On pourrait citer l'exemple de Fabrice Santoro qui avait mis à profit une période de réflexion pour en conclure qu'il devait nécessairement modifier son jeu en profondeur, passant d'une filière défensive à un tennis (quasiment) de service-volée. Ce genre de remise en question sur son identité de jeu n'est absolument pas l'apanage des meilleurs. N'en faites pas l'économie.


 

4/ Dites-vous que la reprise arrive !

Ce qui a été le plus compliqué à vivre pour tout le monde, au début de la période de confinement, c'est l'opacité totale quant à la perspective de reprise. "Quand le circuit s'est arrêté alors qu'on était à Indian Wells, au départ, on pensait naïvement qu'on allait reprendre sur terre battue, se souvient Cyril Brechbühl. Puis il y a eu l'objectif d'une reprise potentielle sur gazon qui nous a tenu en haleine. Finalement, les choses n'ont pas évolué dans le bon sens. Heureusement, il y a eu ce positionnement très rapide de Roland-Garros qui nous a toujours donné cette lueur d'espoir à laquelle se raccrocher."

Quand on est perdu dans le désert, mieux vaut en effet avoir une oasis à portée de vue pour tenir le coup moralement. C'est également le propre des compétiteurs : pas de tournois en vue, moins de motivation intrinsèque.

Heureusement, le bout du tunnel semble donc se rapprocher. A l'échelle nationale, c'est d'ores et déjà acquis puisque la FFT a annoncé récemment la reprise possible des tournois. Elle en a profité pour lancer officiellement les matches libres pour les adultes Non Classés/4ème Série, qui n'ont donc même pas besoin d'attendre la perspective d'un tournoi organisé près de chez eux pour reprendre la compétition.

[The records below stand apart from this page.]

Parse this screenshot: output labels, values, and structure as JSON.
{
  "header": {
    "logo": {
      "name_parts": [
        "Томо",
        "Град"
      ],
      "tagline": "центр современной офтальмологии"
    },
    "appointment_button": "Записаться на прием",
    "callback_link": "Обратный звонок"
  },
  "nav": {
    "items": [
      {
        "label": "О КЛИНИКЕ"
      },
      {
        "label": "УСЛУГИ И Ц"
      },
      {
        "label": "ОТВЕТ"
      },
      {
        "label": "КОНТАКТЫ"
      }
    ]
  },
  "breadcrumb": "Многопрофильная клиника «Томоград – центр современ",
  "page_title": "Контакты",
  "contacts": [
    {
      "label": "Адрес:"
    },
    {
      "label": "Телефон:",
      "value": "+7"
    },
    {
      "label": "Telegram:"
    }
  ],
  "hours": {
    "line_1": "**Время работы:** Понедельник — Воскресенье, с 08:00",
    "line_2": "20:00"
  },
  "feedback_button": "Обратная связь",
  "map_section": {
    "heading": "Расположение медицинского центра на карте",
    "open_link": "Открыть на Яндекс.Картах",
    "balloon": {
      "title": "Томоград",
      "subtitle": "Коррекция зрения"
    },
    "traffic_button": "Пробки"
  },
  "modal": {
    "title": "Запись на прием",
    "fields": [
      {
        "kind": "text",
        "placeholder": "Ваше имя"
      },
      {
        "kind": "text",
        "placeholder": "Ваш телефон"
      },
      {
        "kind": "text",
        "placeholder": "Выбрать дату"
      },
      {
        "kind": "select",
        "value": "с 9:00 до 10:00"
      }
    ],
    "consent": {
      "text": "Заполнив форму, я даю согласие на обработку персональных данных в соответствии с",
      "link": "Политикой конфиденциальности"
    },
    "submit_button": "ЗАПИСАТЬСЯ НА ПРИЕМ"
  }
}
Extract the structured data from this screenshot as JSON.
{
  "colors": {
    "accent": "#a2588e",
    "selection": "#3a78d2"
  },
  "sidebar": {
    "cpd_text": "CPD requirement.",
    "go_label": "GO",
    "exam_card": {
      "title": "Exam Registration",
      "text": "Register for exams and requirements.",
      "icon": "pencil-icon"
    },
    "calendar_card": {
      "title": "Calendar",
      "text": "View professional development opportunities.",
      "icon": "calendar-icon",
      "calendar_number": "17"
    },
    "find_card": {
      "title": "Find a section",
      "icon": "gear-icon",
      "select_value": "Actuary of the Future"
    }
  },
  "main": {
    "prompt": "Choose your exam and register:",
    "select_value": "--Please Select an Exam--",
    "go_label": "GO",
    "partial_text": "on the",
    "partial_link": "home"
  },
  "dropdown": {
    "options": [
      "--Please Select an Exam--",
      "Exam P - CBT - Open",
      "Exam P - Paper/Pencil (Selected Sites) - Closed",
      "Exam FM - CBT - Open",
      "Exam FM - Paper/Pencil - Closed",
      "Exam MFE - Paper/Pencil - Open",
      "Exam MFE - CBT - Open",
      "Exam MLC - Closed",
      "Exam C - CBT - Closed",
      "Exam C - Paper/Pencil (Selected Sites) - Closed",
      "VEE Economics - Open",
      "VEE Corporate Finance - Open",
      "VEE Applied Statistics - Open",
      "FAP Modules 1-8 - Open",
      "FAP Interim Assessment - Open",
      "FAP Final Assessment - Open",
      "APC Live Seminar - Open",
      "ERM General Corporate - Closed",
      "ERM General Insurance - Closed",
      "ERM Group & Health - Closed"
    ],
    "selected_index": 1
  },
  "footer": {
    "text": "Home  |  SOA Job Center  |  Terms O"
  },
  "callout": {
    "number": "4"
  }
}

Sur le circuit, on est donc sur une reprise au moins d'août, en Europe pour les femmes et aux Etats-Unis pour les hommes. "Si cette reprise se confirme, Ugo jouera Washington, Cincinnati et l'US Open, puis tous les tournois annoncés en Europe, confirme son entraîneur. Auparavant, il s'alignera mi-juillet à l'étape de Cannes du Challenge Elite FFT."

La vue de la ligne d'arrivée suscite toujours un surcroît d'envie et d'énergie. N'hésitez pas, vous aussi, à vous aménager un programme de reprise, dont la simple perspective vous aidera à garder la flamme.